Janto is not typical
By Meda Chesney-Lind
of the criminals
behind bars
and David JohnsonWE read with interest Honolulu Prosecutor Peter Carlisle's powerful and disturbing profile of Frank Janto, "Don't feel sorry for this man," in your July 25 Insight section. Carlisle seems to feel that presenting the graphic details of Janto's crimes and his lengthy history with the criminal justice system is an argument for building more prisons and passing tougher laws in Hawaii.
We disagree.
Carlisle begins his essay by stating that the Janto case "is helpful in understanding the nature of crime and the criminal justice system," and ends by asserting that "we must not dismiss the Janto case as simply an extreme example that doesn't represent how the system usually works."
By this reasoning, the prosecutor seems to be arguing that the Janto case is representative of all criminal justice cases, and that we should understand criminal justice and construct criminal justice policy based on this case.
Carlisle further suggests that the Janto case shows that our current criminal justice system is soft on crime and that we should get tougher, by building more prisons and by passing three-strikes laws.
Carlisle's first premise, however, is wrong, for the Janto case is hardly representative of our crime problem.
In 1996, Hawaii had 193,396 total Part I and Part II crimes, of which 40 were murders. Thus, for every murder there were 4,835 crimes.
Happily, the vast majority of crime in Hawaii is not like the crime that Janto committed, and the vast majority of offenders are not like Janto.
We know this is no comfort to the victims who suffered horribly at Janto's hands, but it is an important truth that needs to be said. If anything, Janto's case suggests that imprisonment as the principal response to crime is problematic.
Janto has spent more than half of his adult life in prison; he also did time as a juvenile. If prisons work to prevent crime and violence, as Carlisle implies, why didn't imprisonment stop Janto?
In fact, prisons are unlikely settings for rehabilitation and drug treatment. Certainly with the few offenders who are as dangerous and disturbed as Janto, focused efforts at drug treatment and anger management are necessary.
But the Frank Jantos tend to get lost in overcrowded and overused prisons. They return to the community more angry and disturbed than when they first entered prison. This is another realization from Janto's story.
Now the taxpayers will spend, according to Carlisle, more than a million dollars to keep Janto behind bars for the rest of his life. Clearly, we as a community cannot afford to do the same with many offenders. Prison should be reserved for serious criminals whose problems make them a threat to community safety.

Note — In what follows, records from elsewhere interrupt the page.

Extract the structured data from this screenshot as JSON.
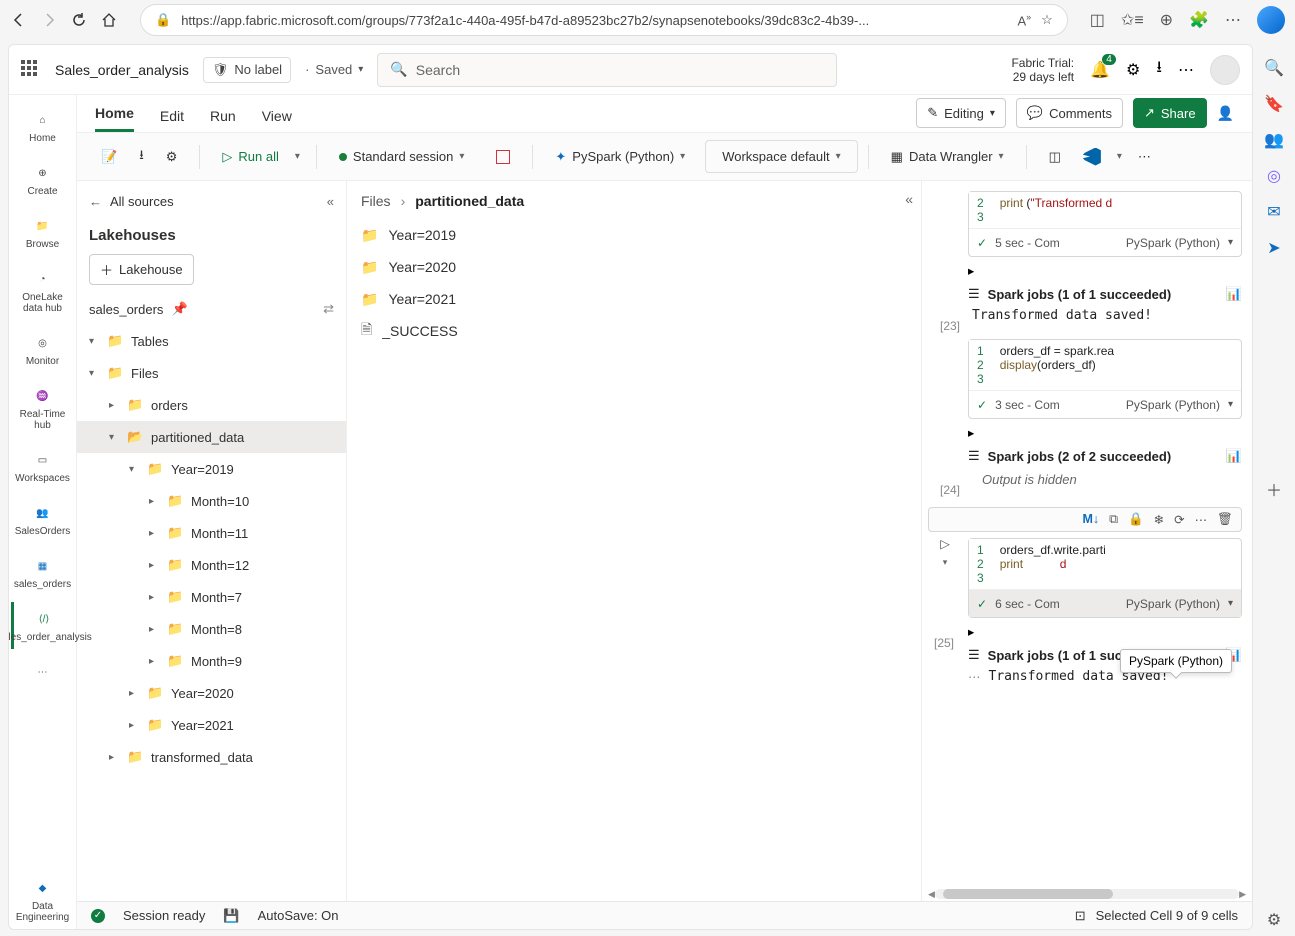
{
  "browser": {
    "url": "https://app.fabric.microsoft.com/groups/773f2a1c-440a-495f-b47d-a89523bc27b2/synapsenotebooks/39dc83c2-4b39-..."
  },
  "titleBar": {
    "notebook": "Sales_order_analysis",
    "label": "No label",
    "saved": "Saved",
    "searchPlaceholder": "Search",
    "trialLine1": "Fabric Trial:",
    "trialLine2": "29 days left",
    "notif": "4"
  },
  "tabs": {
    "home": "Home",
    "edit": "Edit",
    "run": "Run",
    "view": "View",
    "editing": "Editing",
    "comments": "Comments",
    "share": "Share"
  },
  "toolbar": {
    "runAll": "Run all",
    "session": "Standard session",
    "lang": "PySpark (Python)",
    "workspace": "Workspace default",
    "wrangler": "Data Wrangler"
  },
  "leftNav": {
    "home": "Home",
    "create": "Create",
    "browse": "Browse",
    "onelake": "OneLake data hub",
    "monitor": "Monitor",
    "realtime": "Real-Time hub",
    "workspaces": "Workspaces",
    "salesOrdersWs": "SalesOrders",
    "salesOrdersLh": "sales_orders",
    "nb": "Sales_order_analysis",
    "dataeng": "Data Engineering"
  },
  "explorer": {
    "back": "All sources",
    "panel": "Lakehouses",
    "addBtn": "Lakehouse",
    "dsName": "sales_orders",
    "tables": "Tables",
    "files": "Files",
    "orders": "orders",
    "partitioned": "partitioned_data",
    "y19": "Year=2019",
    "m10": "Month=10",
    "m11": "Month=11",
    "m12": "Month=12",
    "m7": "Month=7",
    "m8": "Month=8",
    "m9": "Month=9",
    "y20": "Year=2020",
    "y21": "Year=2021",
    "transformed": "transformed_data"
  },
  "filePane": {
    "crumb1": "Files",
    "crumb2": "partitioned_data",
    "rows": [
      "Year=2019",
      "Year=2020",
      "Year=2021",
      "_SUCCESS"
    ]
  },
  "nb": {
    "c23num": "[23]",
    "c23l1": "print (\"Transformed d",
    "c23foot": "5 sec - Com",
    "c23lang": "PySpark (Python)",
    "jobs1": "Spark jobs (1 of 1 succeeded)",
    "out1": "Transformed data saved!",
    "c24num": "[24]",
    "c24l1": "orders_df = spark.rea",
    "c24l2": "display(orders_df)",
    "c24foot": "3 sec - Com",
    "jobs2": "Spark jobs (2 of 2 succeeded)",
    "hidden": "Output is hidden",
    "c25num": "[25]",
    "c25l1": "orders_df.write.parti",
    "c25l2": "print (\"",
    "c25l2b": "d",
    "c25foot": "6 sec - Com",
    "jobs3": "Spark jobs (1 of 1 succeeded)",
    "out3": "Transformed data saved!",
    "tooltip": "PySpark (Python)"
  },
  "status": {
    "ready": "Session ready",
    "autosave": "AutoSave: On",
    "cell": "Selected Cell 9 of 9 cells"
  }
}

In well-run youth facilities and prisons, intensive programs can be focused on the few offenders who present a significant danger to the community, like Janto.
Unfortunately, since Hawaii's imprisonment boom has left little money or space for such programs, the costly warehousing of inmates continues.
In sum, building a sentencing system and punishment regime, as Carlisle advocates, on the basis of cases like Janto's is akin to building a health-care system on the premise that all illness should be treated like cancer or the plague.
Thus the question that remains is this: Just who is in our prisons? At this point, we have only imprecise data. Figures produced by the Department of Public Safety for 1996 indicate that, on any given day, fewer than half the inmates in prison are doing time for a violent offense.
Most of the rest are in for property or drug offenses or for technical violations of probation and parole. These figures suggest that serious criminals may be mixed in with offenders who could likely benefit from less secure and less costly options.
The truth is we don't know how many Frank Jantos are in our prisons, but we need to know. Before lawmakers race to pass new laws and build new prisons, we need a more adequate answer to this question, an answer that can only come through careful research on the characteristics of Hawaii's inmate population.
Good crime policy emerges from a careful review of the facts or the crime problem rather than through emotional responses to horrifying crimes.
Meda Chesney-Lind is a professor in the women's studies program and David Johnson is an assistant professor in sociology at the University of Hawaii.